People often ask the indie-pop duo They Might Be Giants where they come up with their song ideas.
In a collaboration that has lasted more than 30 years, John Linnell and John Flansburgh have crafted quirky, infectious pop music—oddball tunes that still manage to sound heartfelt and rarely drift into gimmickry.
The group has a knack for rhyming about seemingly incongruous bits of culture, but still finding resonance. One of their best known songs, "Birdhouse in Your Soul," tosses out lines about the Longines Symphonette and Jason and the Argonauts in an appreciation of neuroses. Their latest record, Nanobots (Idlewild), released this spring, includes a song about the Serbian scientist Nikola Tesla, known for his innovations developing alternating current and the X-ray.
In a phone interview, Linnell confesses that he can't explain where the group's songs come from.
"We've been asked that question a lot. I would love to know the answer to that," says Linnell, a multi-instrumentalist perhaps best known for playing the accordion. "It seems like such a miracle when you have an idea you like, and we have a lot of bad ideas. You try out something and it's a dud. That's a very common experience for us."
Linnell says he's learned that the process is important to uncovering the gems.
"Very often, you have a good idea before you realize it," he says. "You're in the middle of working and something gets momentum. That happens before you know it and you don't anticipate the good idea. Once it's occurred, you're aware of it. But as a result, the idea seems to come from nowhere."
Linnell is more certain about what has sustained his partnership with Flansburgh for so long. (The group formed in 1982.)
"It's not exactly the same as it was when we started, but it still seems that we know how to work together," Linnell says. "It's such a complicated partnership. We write individually. But because we're partners, we each are thinking about the other person approving or disapproving."
The two then come together to finish and polish drafts.
"Rarely and horribly, there's this awkward moment where someone says, 'Yeah, I don't really like that,'" Linnell says. "It's like a marriage. We try not to abuse that power, because we know how vulnerable each of us are."

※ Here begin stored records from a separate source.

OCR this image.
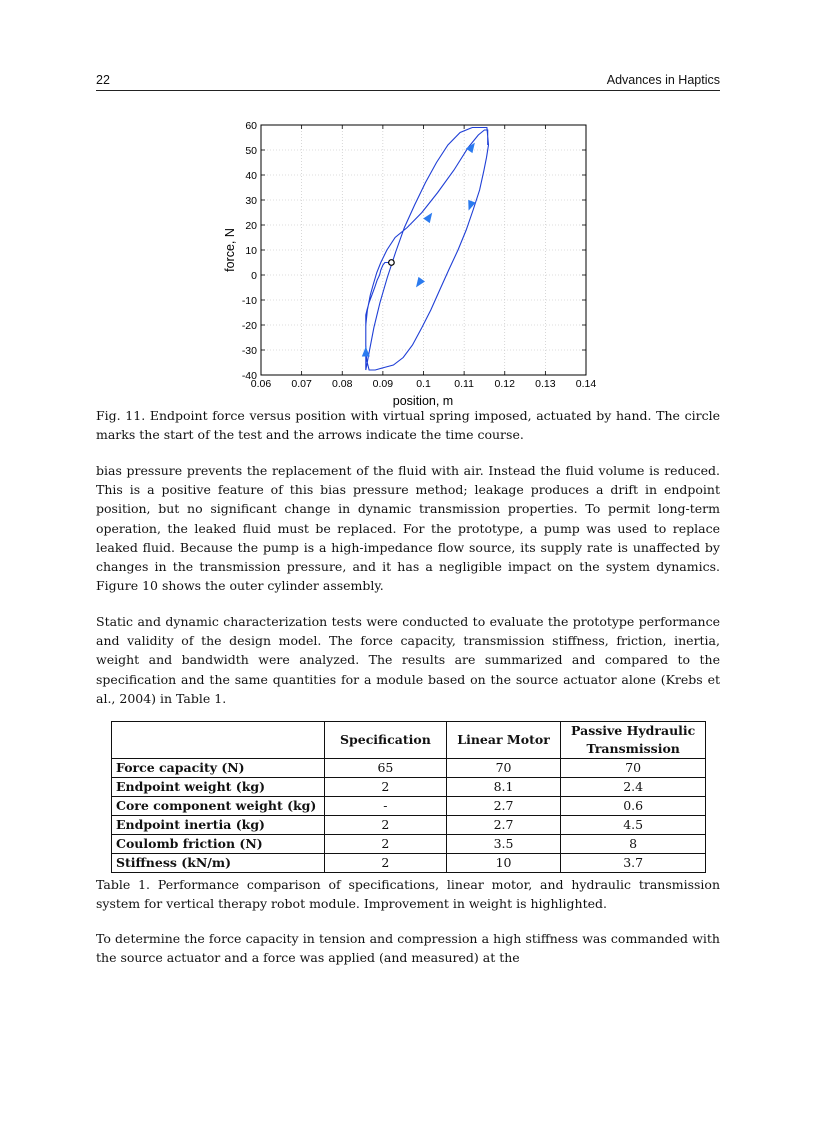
22	Advances in Haptics
60
50
40
30
20
10
0
-10
-20
-30
-40
0.06 0.07 0.08 0.09 0.1 0.11 0.12 0.13 0.14
position, m
force, N

Fig. 11. Endpoint force versus position with virtual spring imposed, actuated by hand. The circle marks the start of the test and the arrows indicate the time course.

bias pressure prevents the replacement of the fluid with air. Instead the fluid volume is reduced. This is a positive feature of this bias pressure method; leakage produces a drift in endpoint position, but no significant change in dynamic transmission properties. To permit long-term operation, the leaked fluid must be replaced. For the prototype, a pump was used to replace leaked fluid. Because the pump is a high-impedance flow source, its supply rate is unaffected by changes in the transmission pressure, and it has a negligible impact on the system dynamics. Figure 10 shows the outer cylinder assembly.

Static and dynamic characterization tests were conducted to evaluate the prototype performance and validity of the design model. The force capacity, transmission stiffness, friction, inertia, weight and bandwidth were analyzed. The results are summarized and compared to the specification and the same quantities for a module based on the source actuator alone (Krebs et al., 2004) in Table 1.

	Specification	Linear Motor	Passive Hydraulic Transmission
Force capacity (N)	65	70	70
Endpoint weight (kg)	2	8.1	2.4
Core component weight (kg)	-	2.7	0.6
Endpoint inertia (kg)	2	2.7	4.5
Coulomb friction (N)	2	3.5	8
Stiffness (kN/m)	2	10	3.7

Table 1. Performance comparison of specifications, linear motor, and hydraulic transmission system for vertical therapy robot module. Improvement in weight is highlighted.

To determine the force capacity in tension and compression a high stiffness was commanded with the source actuator and a force was applied (and measured) at the
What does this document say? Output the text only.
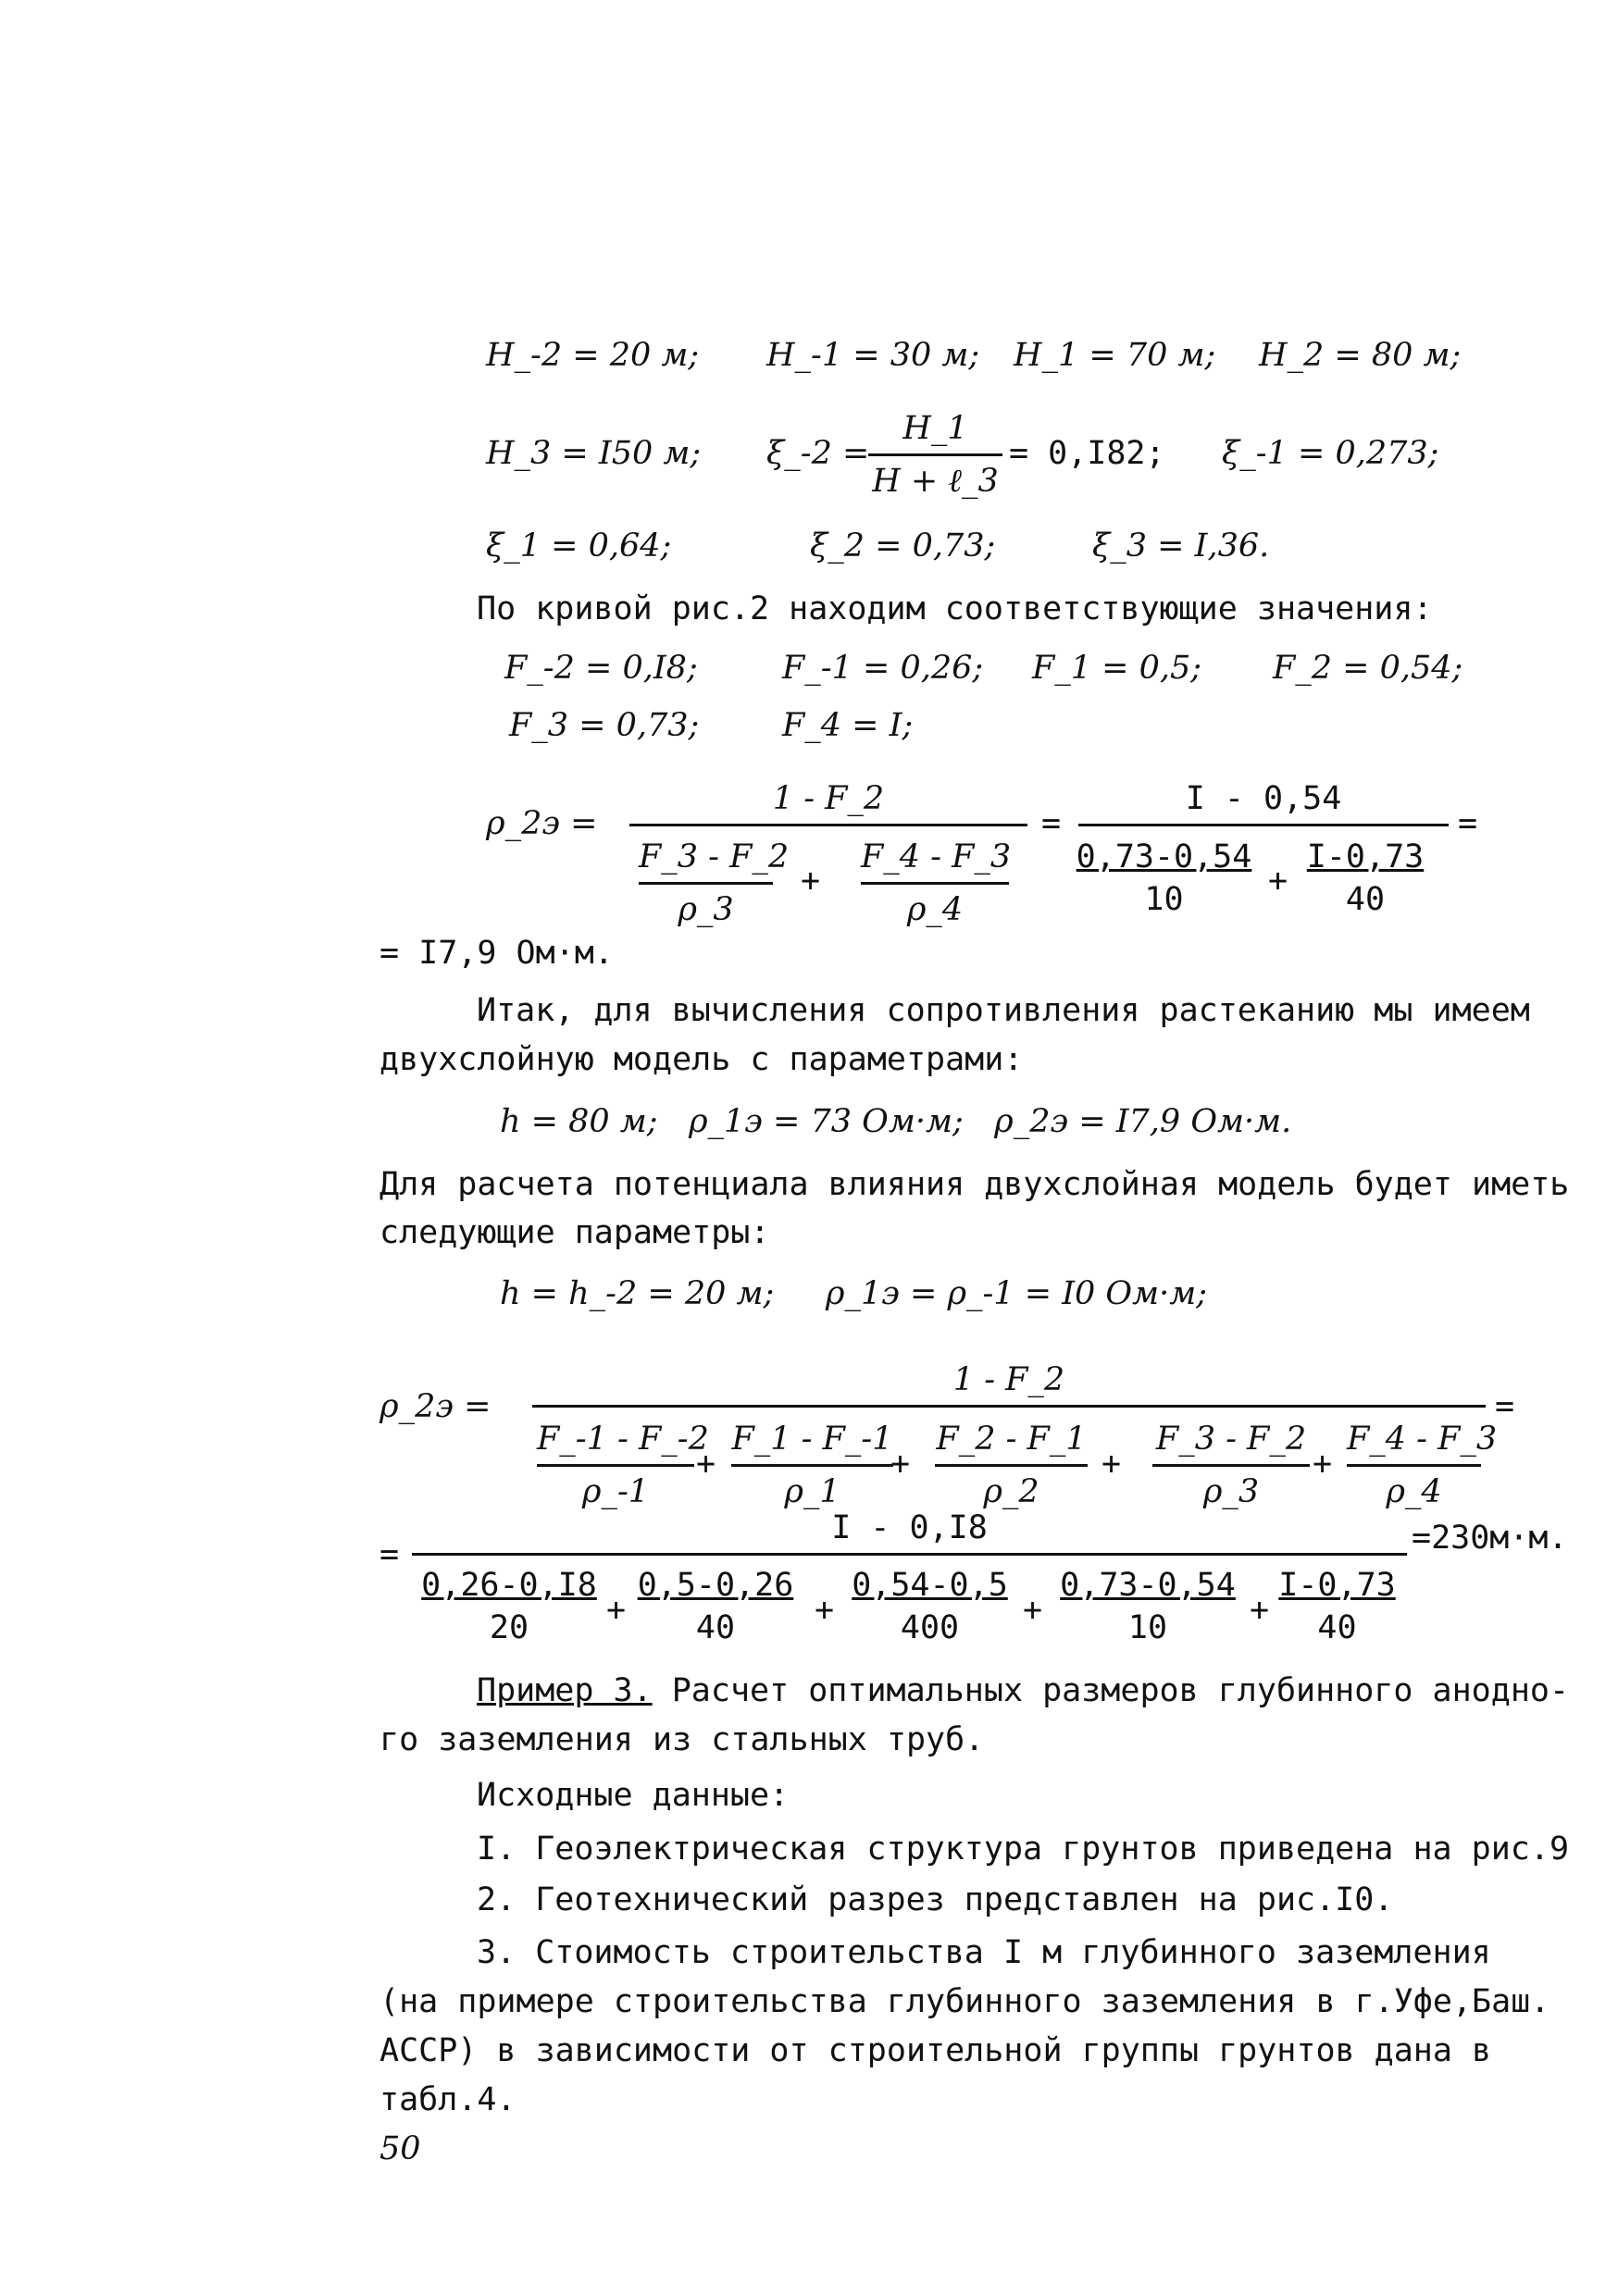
H_-2 = 20 м; H_-1 = 30 м; H_1 = 70 м; H_2 = 80 м;
H_3 = I50 м; ξ_-2 =
H_1
H + ℓ_3
= 0,I82; ξ_-1 = 0,273;
ξ_1 = 0,64;	ξ_2 = 0,73;	ξ_3 = I,36.
По кривой рис.2 находим соответствующие значения:
F_-2 = 0,I8;	F_-1 = 0,26; F_1 = 0,5; F_2 = 0,54;
F_3 = 0,73;	F_4 = I;
ρ_2э =
1 - F_2
F_3 - F_2
ρ_3
+
F_4 - F_3
ρ_4
=
I - 0,54
$\frac{0,73-0,54}{10} + \frac{I-0,73}{40}$
=
= I7,9 Ом·м.
Итак, для вычисления сопротивления растеканию мы имеем
двухслойную модель с параметрами:
h = 80 м;   ρ_1э = 73 Ом·м;   ρ_2э = I7,9 Ом·м.
Для расчета потенциала влияния двухслойная модель будет иметь
следующие параметры:
h = h_-2 = 20 м;     ρ_1э = ρ_-1 = I0 Ом·м;
ρ_2э =
1 - F_2
F_-1 - F_-2
ρ_-1
+
F_1 - F_-1
ρ_1
+
F_2 - F_1
ρ_2
+
F_3 - F_2
ρ_3
+
F_4 - F_3
ρ_4
=
=
I - 0,I8
$\frac{0,26-0,I8}{20} + \frac{0,5-0,26}{40} + \frac{0,54-0,5}{400} + \frac{0,73-0,54}{10} + \frac{I-0,73}{40}$
=230м·м.
Пример 3. Расчет оптимальных размеров глубинного анодно-
го заземления из стальных труб.
Исходные данные:
I. Геоэлектрическая структура грунтов приведена на рис.9
2. Геотехнический разрез представлен на рис.I0.
3. Стоимость строительства I м глубинного заземления
(на примере строительства глубинного заземления в г.Уфе,Баш.
АССР) в зависимости от строительной группы грунтов дана в
табл.4.
50
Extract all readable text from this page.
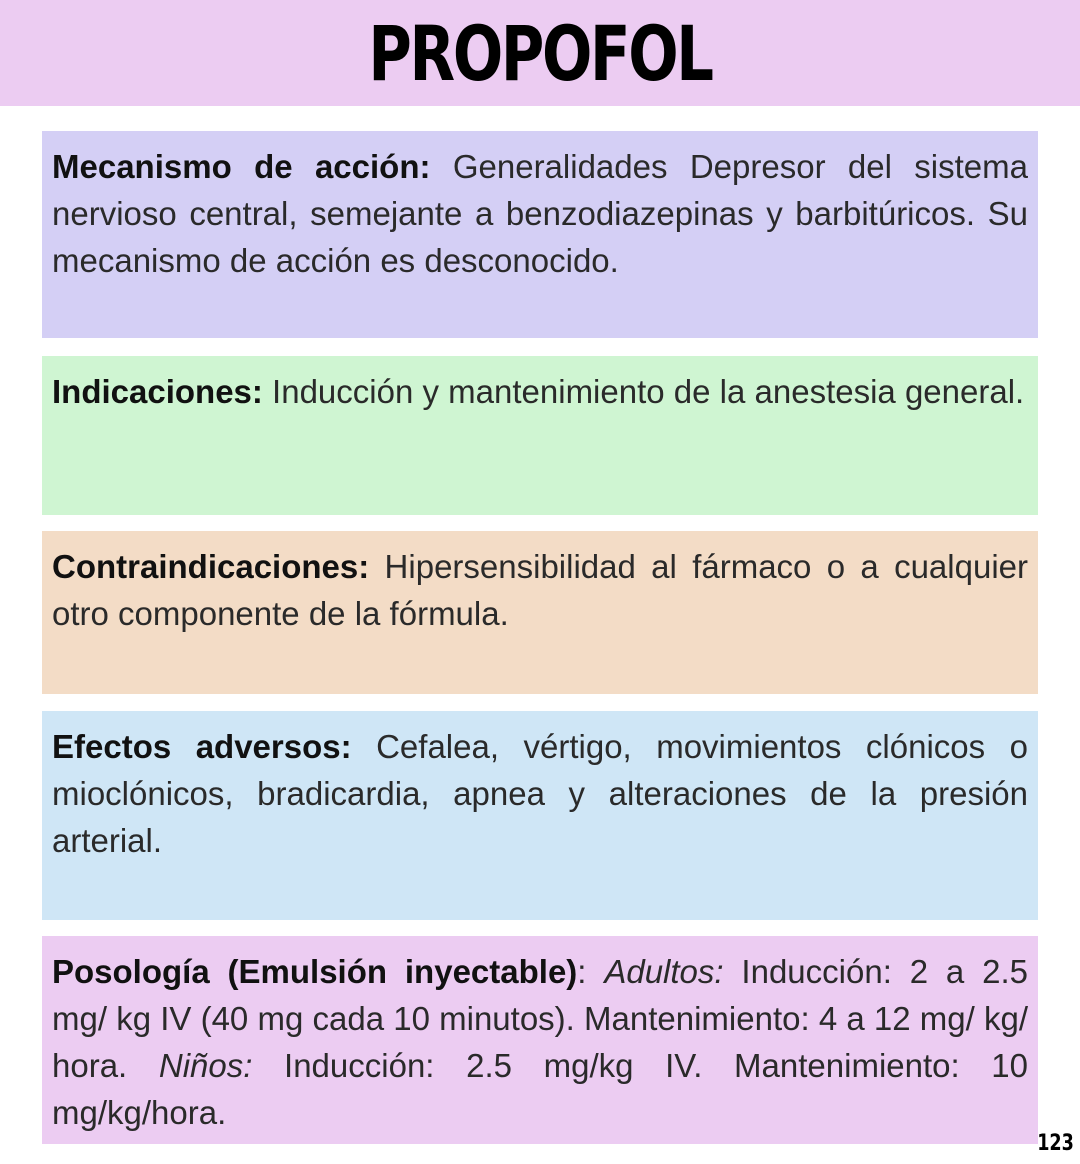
PROPOFOL
Mecanismo de acción: Generalidades Depresor del sistema nervioso central, semejante a benzodiazepinas y barbitúricos. Su mecanismo de acción es desconocido.
Indicaciones: Inducción y mantenimiento de la anestesia general.
Contraindicaciones: Hipersensibilidad al fármaco o a cualquier otro componente de la fórmula.
Efectos adversos: Cefalea, vértigo, movimientos clónicos o mioclónicos, bradicardia, apnea y alteraciones de la presión arterial.
Posología (Emulsión inyectable): Adultos: Inducción: 2 a 2.5 mg/ kg IV (40 mg cada 10 minutos). Mantenimiento: 4 a 12 mg/ kg/ hora. Niños: Inducción: 2.5 mg/kg IV. Mantenimiento: 10 mg/kg/hora.
123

The two have pushed each other over the years, sometimes swapping the seeds of their ideas for the other to finish. For Nanobots, a challenge emerged: write really short songs. The album includes 25 songs, only three of which are longer than three minutes. A few last mere seconds. The idea came up when Linnell wrote the 42-second-long "Sleep."
"It was sort of an impulse," he says. "We like short songs, so this was taking it to an extreme. They're not strung together. So you can listen to them as individual songs."
In the past decade and a half, the group has branched beyond indie-pop to record children's music and theme songs for TV and film. "Boss of Me" was the theme for the hit show Malcolm in the Middle, winning the band a Grammy in 2002. Its children's album, Here Come the 123s, won a Grammy in 2009.
"Young kids are not really judgmental the way adults are," Linnell says. "They don't think with the rock-critic brain that adults do, thinking about what a song means. It was thrilling to think this might be the first psycho-funk that a person will hear and we get to share it with them. Here is this crazy-ass sound that you might like. It seemed like a great opportunity."
Linnell admits that, after 30 years together, touring has gotten tougher.
"It was hard in the beginning and now I'm in my 50s and it doesn't get easier," he says. "We have an espresso maker on the bus. That helps—it keeps everyone perky."
He says that staying healthy and setting limits for things like press interviews also helps. "You have to pace yourself."
But he's quick to add that he's not complaining about his career choice. "I love that we get to do this," he says. "It's an incredible privilege. There are some indignities and times when we feel things aren't in our control, but everyone has that in whatever job you have."
And despite the grind, he continues to find great moments in playing live.
"Something unexpected happens, this beautiful flower that grows, an unexpected moment of beauty," he says. "There's a ritualized show, but sometimes big variations that are memorable. It's sort of like we prepared the environment and interesting things happen."